BEIJING (NYTIMES) - Garlic was dead, and there was nothing Huang Yu could do. So he buried his cat's body in a park close to his home.
Hours later, still heartbroken, the 22-year-old businessman recalled an article he had read on dog cloning in China.
"In my heart, Garlic is irreplaceable," said Mr Huang, who dug up his British shorthair and put the cat in his refrigerator in preparation for cloning him. "Garlic didn't leave anything for future generations, so I could only choose to clone."
That thought led him to Sinogene, a commercial pet-cloning company based in Beijing. Roughly US$35,000 (S$48,460) and seven months later, Sinogene produced what China's official news media declared to be the country's first cloned cat.
Pet cloning is not confined to China.
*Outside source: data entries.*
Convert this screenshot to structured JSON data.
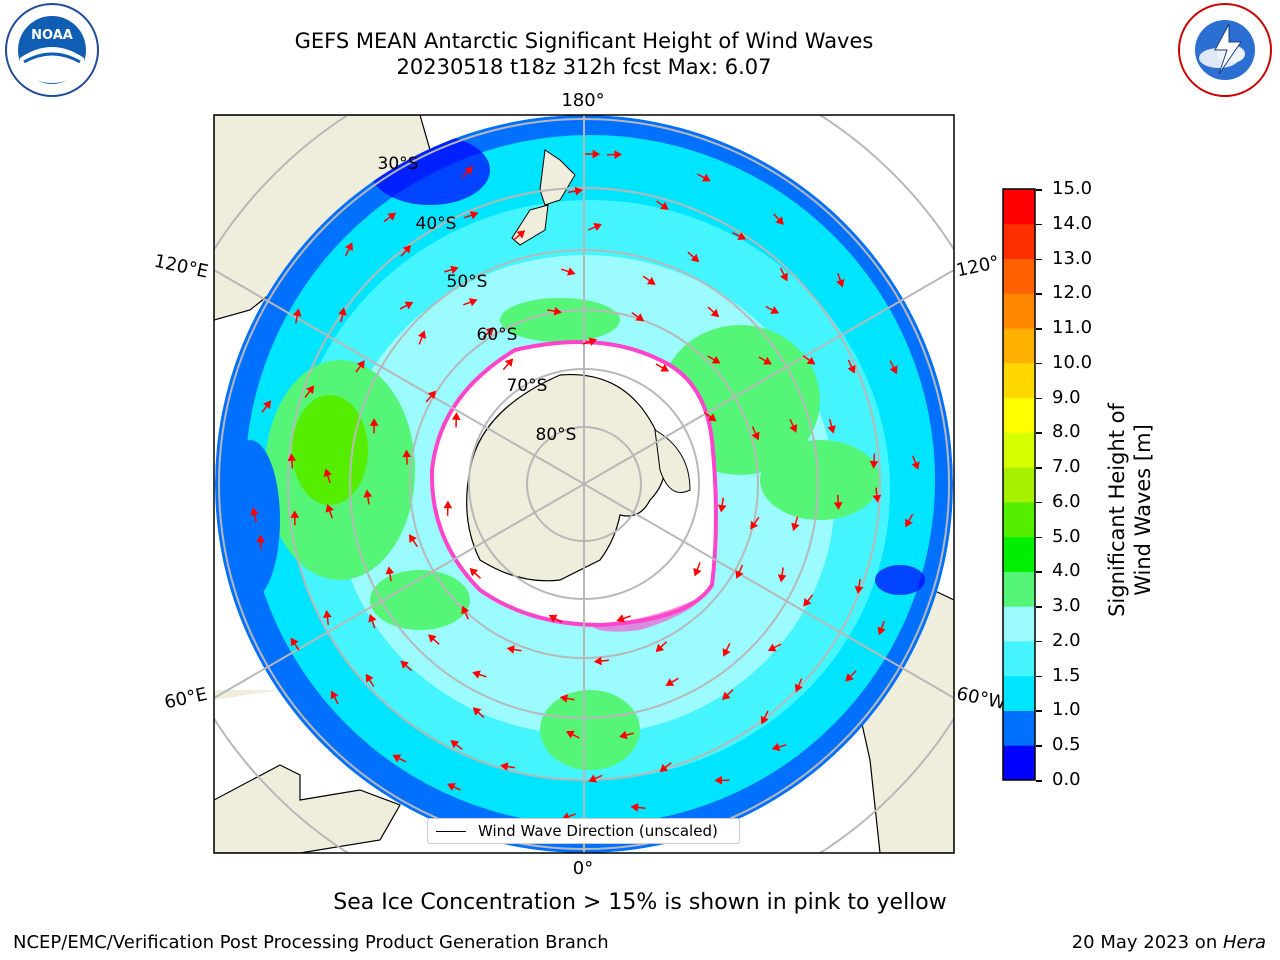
{
  "title": {
    "line1": "GEFS MEAN Antarctic Significant Height of Wind Waves",
    "line2": "20230518 t18z 312h fcst   Max: 6.07"
  },
  "logos": {
    "left": "NOAA",
    "left_ring_text": "NATIONAL OCEANIC AND ATMOSPHERIC ADMINISTRATION · U.S. DEPARTMENT OF COMMERCE",
    "right_ring_text": "NATIONAL WEATHER SERVICE"
  },
  "map": {
    "longitude_labels": {
      "top": "180°",
      "bottom": "0°",
      "left_upper": "120°E",
      "left_lower": "60°E",
      "right_upper": "120°",
      "right_lower": "60°W"
    },
    "latitude_labels": [
      "30°S",
      "40°S",
      "50°S",
      "60°S",
      "70°S",
      "80°S"
    ],
    "legend_label": "Wind Wave Direction (unscaled)"
  },
  "colorbar": {
    "label": "Significant Height of Wind Waves [m]",
    "ticks": [
      "15.0",
      "14.0",
      "13.0",
      "12.0",
      "11.0",
      "10.0",
      "9.0",
      "8.0",
      "7.0",
      "6.0",
      "5.0",
      "4.0",
      "3.0",
      "2.0",
      "1.5",
      "1.0",
      "0.5",
      "0.0"
    ],
    "colors": [
      "#0000ff",
      "#0070ff",
      "#00e5ff",
      "#44f5ff",
      "#9bfbff",
      "#55f578",
      "#00ee00",
      "#55ee00",
      "#a6f000",
      "#d6ff00",
      "#ffff00",
      "#ffd800",
      "#ffb000",
      "#ff8800",
      "#ff6000",
      "#ff3000",
      "#ff0000"
    ]
  },
  "footer": {
    "caption": "Sea Ice Concentration > 15% is shown in pink to yellow",
    "left": "NCEP/EMC/Verification Post Processing Product Generation Branch",
    "right_prefix": "20 May 2023 on ",
    "right_host": "Hera"
  }
}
But Garlic is the first cat cloned by China, solidifying its position among major cloning nations, which include the United States, Britain and South Korea.
Mr Mi Jidong, Sinogene's chief executive, said the company decided to start cloning pets in 2015 after conducting a survey of roughly 1,000 people that showed there was demand. The company has cloned more than 40 dogs at a cost of about US$53,000 each, some as pets and others for medical research.
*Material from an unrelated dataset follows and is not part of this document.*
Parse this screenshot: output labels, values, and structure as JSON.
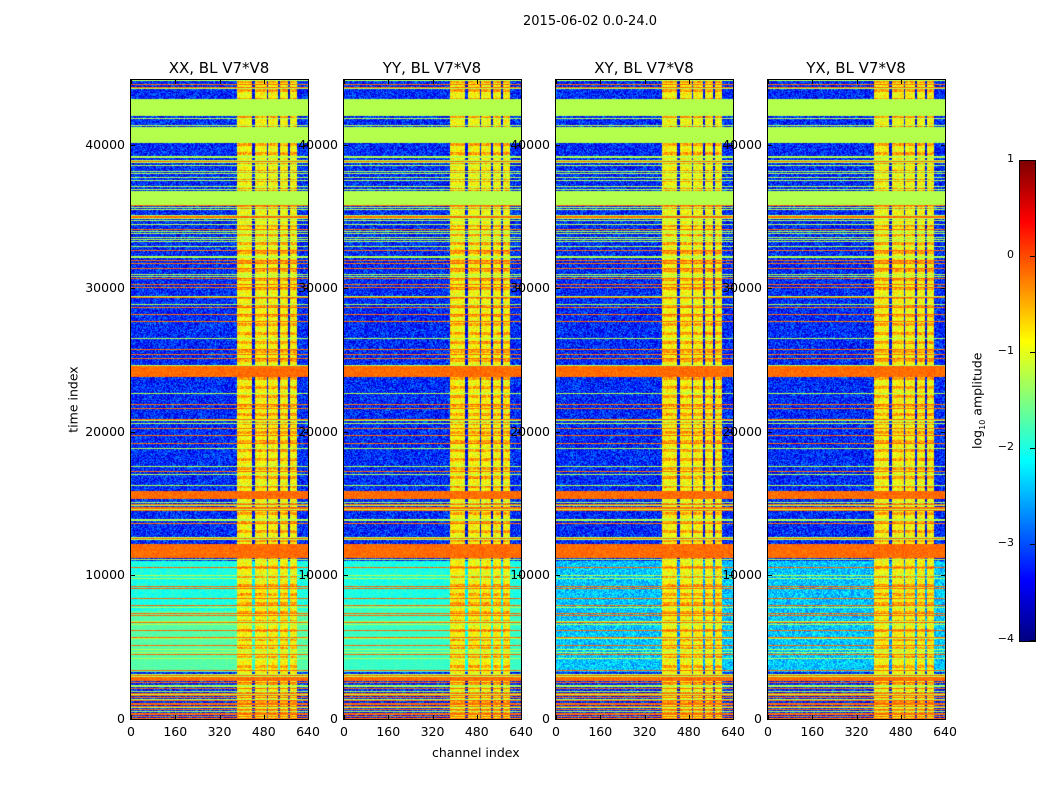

China's genetics know-how is growing rapidly. Ever since Chinese scientists cloned a female goat in 2000, they have succeeded in producing the world's first primate clones, editing the embryos of monkeys to insert genes associated with autism and mental illness, and creating super-strong dogs by tinkering with their genes. Last year, the country stunned the world after a Chinese scientist announced that he had created the world's first genetically edited babies.
Pet cloning is largely unregulated and controversial where it is done, but in China the barriers are especially low. Many Chinese people do not think that using animals for medical research or cosmetics testing is cruel, or that pet cloning is potentially problematic. There are also no laws against animal cruelty.
Critics contend that pet cloning is inefficient and inhumane. It is not clear what will happen to the resulting animals, or the impact when they mix with the broader gene pool. The money could be better spent on caring for existing animals, the critics say.